While the colour temperature is represented in degrees Kelvin and a green or magenta shift for which you have to compensate towards the opposite, the app also supports foot-candles. You can also choose to analyse luminance and colour temperature by having the app draw a curve of your measurements and averaging the results — when set to continuous mode.
The Lumu app supports two-light setups with colour differences given in standard colour correction gel nomenclature. An update has been planned to optionally show the green/magenta shift in Wratten numbers, plusgreen/minusgreen values, etc.
I tried to fool the Lumu Power using awful fluorescent lighting in different colours — even mixing two of these together — but while my Sony A700 didn’t know what white balance to set for any of these lamps, the Lumu Power had no problems at all.
Exposure metering is done in the Photo Ambient, Photo Flash, Cine/Video and Photo Spot metering categories of the app. I compared the results of Lumu Power’s measurements with those of my Sony A700’s built-in light meter as well as with those of a Gossen Spot Meter f/Spot Incident Flash & Cine Meter Starlite 2.
When metering for ambient light, the Lumu Power delivered measurements that were consistently spot-on.

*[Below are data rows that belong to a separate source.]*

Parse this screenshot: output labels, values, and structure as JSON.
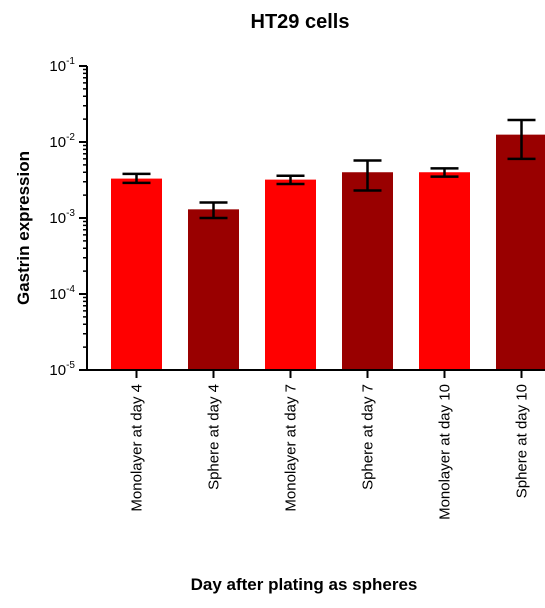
{
  "chart_data": {
    "type": "bar",
    "title": "HT29 cells",
    "xlabel": "Day after plating as spheres",
    "ylabel": "Gastrin expression",
    "yscale": "log",
    "ylim": [
      1e-05,
      0.1
    ],
    "yticks": [
      {
        "value": 0.1,
        "base": "10",
        "exp": "-1"
      },
      {
        "value": 0.01,
        "base": "10",
        "exp": "-2"
      },
      {
        "value": 0.001,
        "base": "10",
        "exp": "-3"
      },
      {
        "value": 0.0001,
        "base": "10",
        "exp": "-4"
      },
      {
        "value": 1e-05,
        "base": "10",
        "exp": "-5"
      }
    ],
    "categories": [
      "Monolayer at day 4",
      "Sphere at day 4",
      "Monolayer at day 7",
      "Sphere at day 7",
      "Monolayer at day 10",
      "Sphere at day 10"
    ],
    "values": [
      0.0033,
      0.0013,
      0.0032,
      0.004,
      0.004,
      0.0125
    ],
    "error_low": [
      0.0029,
      0.001,
      0.0028,
      0.0023,
      0.0035,
      0.006
    ],
    "error_high": [
      0.0038,
      0.0016,
      0.0036,
      0.0057,
      0.0045,
      0.0195
    ],
    "colors": [
      "#ff0000",
      "#990000",
      "#ff0000",
      "#990000",
      "#ff0000",
      "#990000"
    ],
    "grid": false,
    "legend": "none"
  }
}
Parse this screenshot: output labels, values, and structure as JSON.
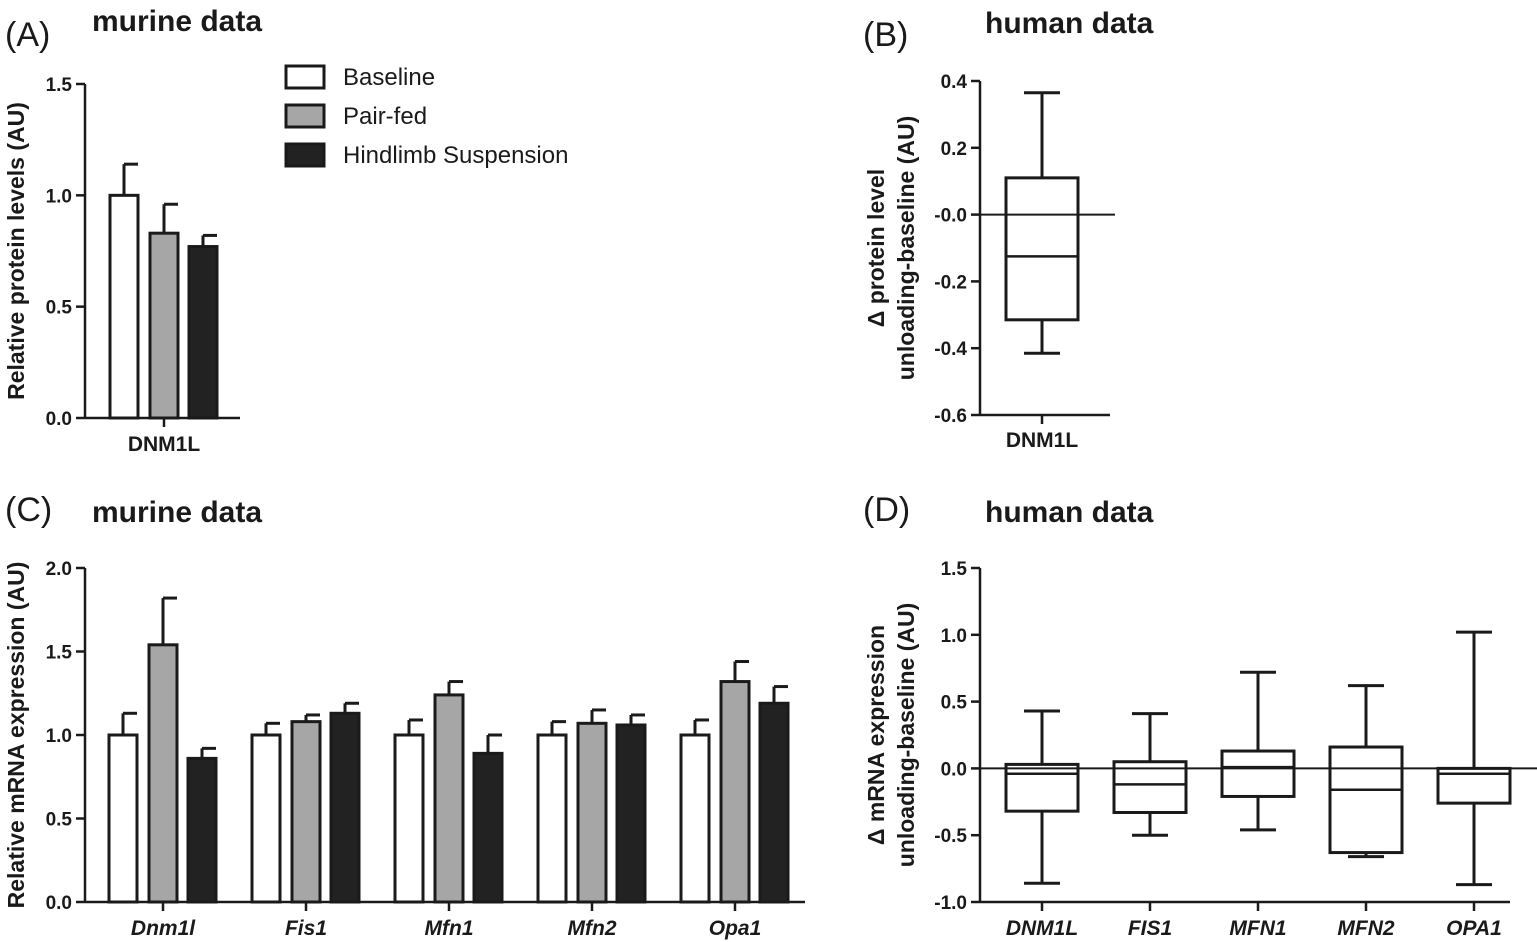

There were a few tests where I measured a difference of approx. 1% compared to the Starlite 2 readings, but this could be due to my not holding the meter in exactly the same position. I anticipated low light to cause errors, but even with only 7 lux to play with, the Lumu Power kept its cool.
Dark objects on dark backgrounds measured correctly too, with exposure consistently better than the camera’s built-in meter system. The same applied to dark objects on bright white backgrounds.
Flash metering was exact too. This mode has two extra features worth mentioning: the app shows a ratio of the ambient vs. flash light and it lets you analyse the flash light curve — the output over time of the flash as you fire it.
The Cine/Video metering mode lets you set an angle instead of a shutter speed. It will measure aperture or angle / shutter speed, at any given frame rate and ISO. There’s also EV and Filter compensation to set, but that’s it. For anything colour-related, you’ll have to switch to the colour diffuser and read the chromaticity values (continuously) as well as colour temperature.
My iOS device to test the Lumu Power with was an iPad Air 2. That is not the best device to use as a light meter. It’s unwieldy to use in the field. By contrast, it’s perfectly usable in a studio environment. An iPod Touch or one of the latest iPhones will handle much better as those are more or less of the same form factor and size as a dedicated light meter.
Each mode enables you to take notes of measurement results, complete with location metadata and the ability to take a shot of the place where you are with the built-in iOS device camera. Notes can be read by opening them from the home screen, but they can’t be shared. What I would also love to have is the ability to save all of the averaging data.
Lumu Power comes out very well compared to the top models of Gossen and Sekonic. The only two things it can’t do is measure flash duration and trigger flashes via radio, something a Sekonic L-858D-U is capable of. The Sekonic will cost you north of $800, though, while a Lumu Power will be yours for $299.